Student counselling in high demand

by | Apr 2, 2019 | News, Uncategorized

By Zachary Flynn

Photo By Aaron Wilmot

The NAIT Counselling Centre is dealing with a massive increase in appointments following the spring reading week break.

Demand for counseling services has grown year over year, increasing by approximately 85% each year with spikes in November and March.

Tanya Spencer, Lead of Counselling and Chaplaincy at the centre said they are expecting wait times of about three weeks. Normally, students have to wait less than two weeks to see a counselor.

“In March we’re very much at our capacity,” said Spencer.

Last year, the centre was pushed to their limits as the staff gave up their lunch breaks and worked extended hours to accommodate the increase in students.

Spencer said that there are a few factors to this including reading week and exams.

“I don’t know anybody who comes back from reading break and says, ‘Oh I feel so relaxed and refreshed. I’m ready to take on the world’,” said Spencer. “They say, ‘Oh yeah, I checked out for a while and now I’m realizing I’m just up to my eyeballs in the stuff I was procrastinating before.’”
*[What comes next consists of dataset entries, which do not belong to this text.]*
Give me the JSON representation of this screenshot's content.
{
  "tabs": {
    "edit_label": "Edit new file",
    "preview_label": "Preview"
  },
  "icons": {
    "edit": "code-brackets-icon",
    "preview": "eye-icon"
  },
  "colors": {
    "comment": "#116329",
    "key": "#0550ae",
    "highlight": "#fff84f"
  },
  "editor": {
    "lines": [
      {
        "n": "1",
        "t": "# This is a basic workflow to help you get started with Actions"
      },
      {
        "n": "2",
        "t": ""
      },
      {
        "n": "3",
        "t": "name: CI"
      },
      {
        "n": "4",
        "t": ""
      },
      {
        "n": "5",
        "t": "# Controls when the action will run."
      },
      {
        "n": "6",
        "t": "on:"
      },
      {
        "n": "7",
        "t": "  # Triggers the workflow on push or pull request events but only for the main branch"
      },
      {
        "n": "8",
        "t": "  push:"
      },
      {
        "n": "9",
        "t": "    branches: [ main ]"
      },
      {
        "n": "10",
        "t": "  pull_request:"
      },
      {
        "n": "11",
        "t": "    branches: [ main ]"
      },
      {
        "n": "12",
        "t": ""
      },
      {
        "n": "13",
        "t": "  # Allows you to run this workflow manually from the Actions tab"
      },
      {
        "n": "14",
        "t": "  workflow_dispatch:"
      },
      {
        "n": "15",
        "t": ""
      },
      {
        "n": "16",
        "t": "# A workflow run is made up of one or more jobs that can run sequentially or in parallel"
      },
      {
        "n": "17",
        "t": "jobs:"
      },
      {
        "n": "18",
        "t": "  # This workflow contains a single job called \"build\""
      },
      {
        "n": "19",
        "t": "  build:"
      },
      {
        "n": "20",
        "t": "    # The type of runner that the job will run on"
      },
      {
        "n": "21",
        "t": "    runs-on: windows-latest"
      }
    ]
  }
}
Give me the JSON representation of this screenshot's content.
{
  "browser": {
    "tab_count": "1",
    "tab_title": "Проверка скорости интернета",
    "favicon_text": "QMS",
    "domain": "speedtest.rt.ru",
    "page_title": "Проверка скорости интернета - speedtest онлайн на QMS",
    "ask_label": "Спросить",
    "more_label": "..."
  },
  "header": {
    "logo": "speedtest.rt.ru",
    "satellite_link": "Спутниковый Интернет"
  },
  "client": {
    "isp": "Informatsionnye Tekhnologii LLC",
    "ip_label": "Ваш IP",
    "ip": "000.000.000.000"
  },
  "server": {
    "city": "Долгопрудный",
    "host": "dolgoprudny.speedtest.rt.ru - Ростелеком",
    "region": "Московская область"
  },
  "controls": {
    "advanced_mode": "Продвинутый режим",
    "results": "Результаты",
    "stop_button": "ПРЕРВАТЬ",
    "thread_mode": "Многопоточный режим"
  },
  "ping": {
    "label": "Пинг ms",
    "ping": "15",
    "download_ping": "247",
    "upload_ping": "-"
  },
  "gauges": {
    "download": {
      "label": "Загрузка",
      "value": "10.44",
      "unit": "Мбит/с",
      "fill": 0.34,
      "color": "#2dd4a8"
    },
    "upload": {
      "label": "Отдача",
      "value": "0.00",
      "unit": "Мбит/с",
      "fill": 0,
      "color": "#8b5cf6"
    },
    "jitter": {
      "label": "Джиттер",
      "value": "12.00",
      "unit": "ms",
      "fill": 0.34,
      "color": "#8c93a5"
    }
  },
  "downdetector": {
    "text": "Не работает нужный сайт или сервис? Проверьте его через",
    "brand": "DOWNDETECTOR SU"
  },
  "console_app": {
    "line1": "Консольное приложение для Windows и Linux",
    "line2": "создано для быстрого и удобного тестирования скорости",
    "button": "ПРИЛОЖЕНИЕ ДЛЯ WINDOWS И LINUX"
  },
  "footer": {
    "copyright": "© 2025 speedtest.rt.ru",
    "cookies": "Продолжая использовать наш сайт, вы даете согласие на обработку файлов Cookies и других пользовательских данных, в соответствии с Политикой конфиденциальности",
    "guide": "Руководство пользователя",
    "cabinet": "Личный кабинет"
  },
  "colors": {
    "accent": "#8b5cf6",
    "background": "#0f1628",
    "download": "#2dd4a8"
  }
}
Spencer said that students often set unrealistic expectations for their reading break. She explained that students often tell themselves they will catch up on assignments or feel more refreshed after the break, but come out disappointed and frustrated when they come back to a stressful semester.

“It’s an interesting phenomenon because people very much crave it heading into [reading week] like ‘I’m exhausted I need a break’,” said Spencer.

She also said that another factor to students’ stress following reading break is the lack of an exam week in many programs at NAIT.

“The most common reaction we get from students is that ‘Oh, now I have a semester of hell instead of just a week of hell,’” said Spencer.

Spencer said when students have a week or two set aside for exams, they can identify and manage their stress more effectively because they know the stress is caused by that one event. She said that now, with projects and exams spread across the semester, students tend to blame themselves for not being able to keep up with schooling rather than attributing their stress to an exam week.

With demand for services continuing to rise each year, NAIT’s Counselling Centre is looking at different routes they might have to take.

“There may come a time — and who knows, it may be this very month — where we have to start saying we’re going to get rid of some of the booked [appointments] and go more peer/walk-in as a way of managing that,” said Spencer. “We’ve never had a time where we’ve had to say, ‘We can only give you 45 minutes’ or ‘We can only give you a half an hour’, but those are some of the options that we might have to consider.”

Spencer said there are many different factors impacting the increase in demand and she doesn’t see this increase slowing down any time soon.